Due to a strong mining performance in 2018, the global nickel supply deficit is expected to narrow sharply in 2019, according to the International Nickel Study Group (INSG). The INSG forecasts the deficit in the global refined nickel market will narrow to around 33,000 tonnes this year, compared with the approximate 127,600-tonne deficit for 2018.
But strong demand from the downstream stainless steel sector is likely to offset the bearish sentiment, according to Fastmarkets analyst Andy Farida.
“Downstream demand, especially from the stainless steel sector looks bullish on paper,” Farida said, citing data from the International Stainless Steel Association which reported a 5.5% year-on-year increase as global stainless steel melt shop output totaled 50.8 million tonnes in 2018, edging higher from 48.1 million tonnes in 2017.
“Going forward, fundamental challenges especially from the supply side, will weigh on the upside but any improvement in global demand should underpin nickel’s price action to stay relatively well-bid,” Farida added.
Zinc was the second-best performer on the SHFE this morning, underpinned by continuous declines in exchange inventories.
The most-traded May zinc contract price on the SHFE rose by 0.6% or 140 yuan per tonne to 22,365 yuan per tonne as at 9.53am Shanghai time.
Deliverable zinc stocks at SHFE-approved warehouses declined by 8,064 tonnes, or 6.5%, week on week to 115,974 tonnes in the week ended March 22. Meanwhile, LME zinc stocks were at 56,425 tonnes on March 26, down from 129,000 tonnes at the beginning of the year.
“LME zinc inventories have continuously declined, which will support prices in the near term,” analysts with Citic Futures Research said in a morning note.
Other highlights – Base metals traded on the SHFE gave a broadly strong performance on Wednesday morning despite a firm dollar.
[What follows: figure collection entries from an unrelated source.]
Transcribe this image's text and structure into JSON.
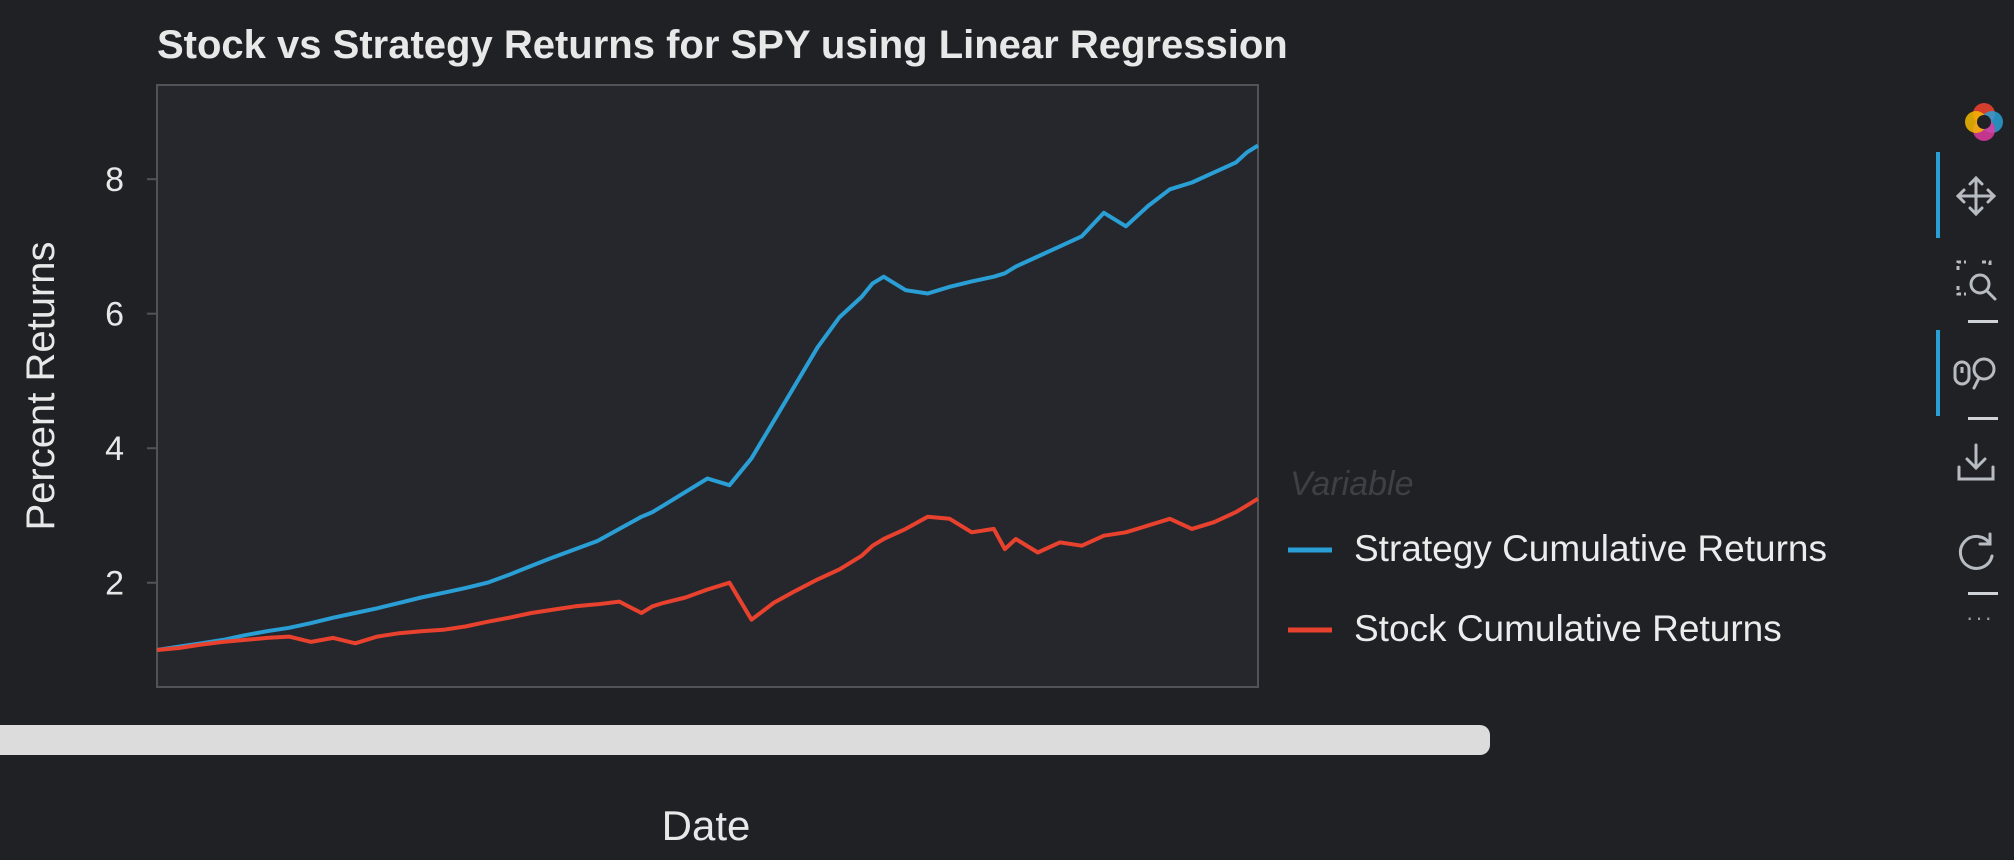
{
  "chart_data": {
    "type": "line",
    "title": "Stock vs Strategy Returns for SPY using Linear Regression",
    "xlabel": "Date",
    "ylabel": "Percent Returns",
    "yticks": [
      2,
      4,
      6,
      8
    ],
    "ylim": [
      0.45,
      9.4
    ],
    "xlim": [
      0,
      100
    ],
    "legend": {
      "title": "Variable",
      "position": "right"
    },
    "x": [
      0,
      2,
      4,
      6,
      8,
      10,
      12,
      14,
      16,
      18,
      20,
      22,
      24,
      26,
      28,
      30,
      32,
      34,
      36,
      38,
      40,
      42,
      44,
      45,
      46,
      48,
      50,
      52,
      54,
      56,
      58,
      60,
      62,
      64,
      65,
      66,
      68,
      70,
      72,
      74,
      76,
      77,
      78,
      80,
      82,
      84,
      86,
      88,
      90,
      92,
      94,
      96,
      98,
      99,
      100
    ],
    "series": [
      {
        "name": "Strategy Cumulative Returns",
        "color": "#2a9fd6",
        "values": [
          1.0,
          1.05,
          1.1,
          1.15,
          1.22,
          1.28,
          1.33,
          1.4,
          1.48,
          1.55,
          1.62,
          1.7,
          1.78,
          1.85,
          1.92,
          2.0,
          2.12,
          2.25,
          2.38,
          2.5,
          2.62,
          2.8,
          2.98,
          3.05,
          3.15,
          3.35,
          3.55,
          3.45,
          3.85,
          4.4,
          4.95,
          5.5,
          5.95,
          6.25,
          6.45,
          6.55,
          6.35,
          6.3,
          6.4,
          6.48,
          6.55,
          6.6,
          6.7,
          6.85,
          7.0,
          7.15,
          7.5,
          7.3,
          7.6,
          7.85,
          7.95,
          8.1,
          8.25,
          8.4,
          8.5
        ]
      },
      {
        "name": "Stock Cumulative Returns",
        "color": "#e8412e",
        "values": [
          1.0,
          1.03,
          1.08,
          1.12,
          1.15,
          1.18,
          1.2,
          1.12,
          1.18,
          1.1,
          1.2,
          1.25,
          1.28,
          1.3,
          1.35,
          1.42,
          1.48,
          1.55,
          1.6,
          1.65,
          1.68,
          1.72,
          1.55,
          1.65,
          1.7,
          1.78,
          1.9,
          2.0,
          1.45,
          1.7,
          1.88,
          2.05,
          2.2,
          2.4,
          2.55,
          2.65,
          2.8,
          2.98,
          2.95,
          2.75,
          2.8,
          2.5,
          2.65,
          2.45,
          2.6,
          2.55,
          2.7,
          2.75,
          2.85,
          2.95,
          2.8,
          2.9,
          3.05,
          3.15,
          3.25
        ]
      }
    ]
  },
  "toolbar": {
    "tools": [
      "bokeh-logo",
      "pan",
      "box-zoom",
      "wheel-zoom",
      "save",
      "reset"
    ]
  }
}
Tin was the exception with prices little changed. – The dollar index, which gauges the strength of the US dollar against a basket of foreign currencies, was up by 0.16% at 96.62 as at 10.45am Shanghai time against its previous close. – Soft economic releases in China this morning also did little to dent the positivity in the base metals so far; Chinese industrial profits fell by 14% year on year in January-February 2019. This compares with a 10.3% year-on-year increase in December 2018. – In European data on Tuesday, the German GfK consumer climate index for the March period was recorded at 10.4, missing expectations of a rise to 10.8 from a previous level of 10.7 and indicating a slowdown in financial confidence among German consumers. – In US data on Tuesday, building permits and housing starts for February came in at 1.3 million and 1.16 million respectively – both below expectations. The S&P/CS Composite-20 house price index rose by 3.6% in January, down from 4.1% in the prior month.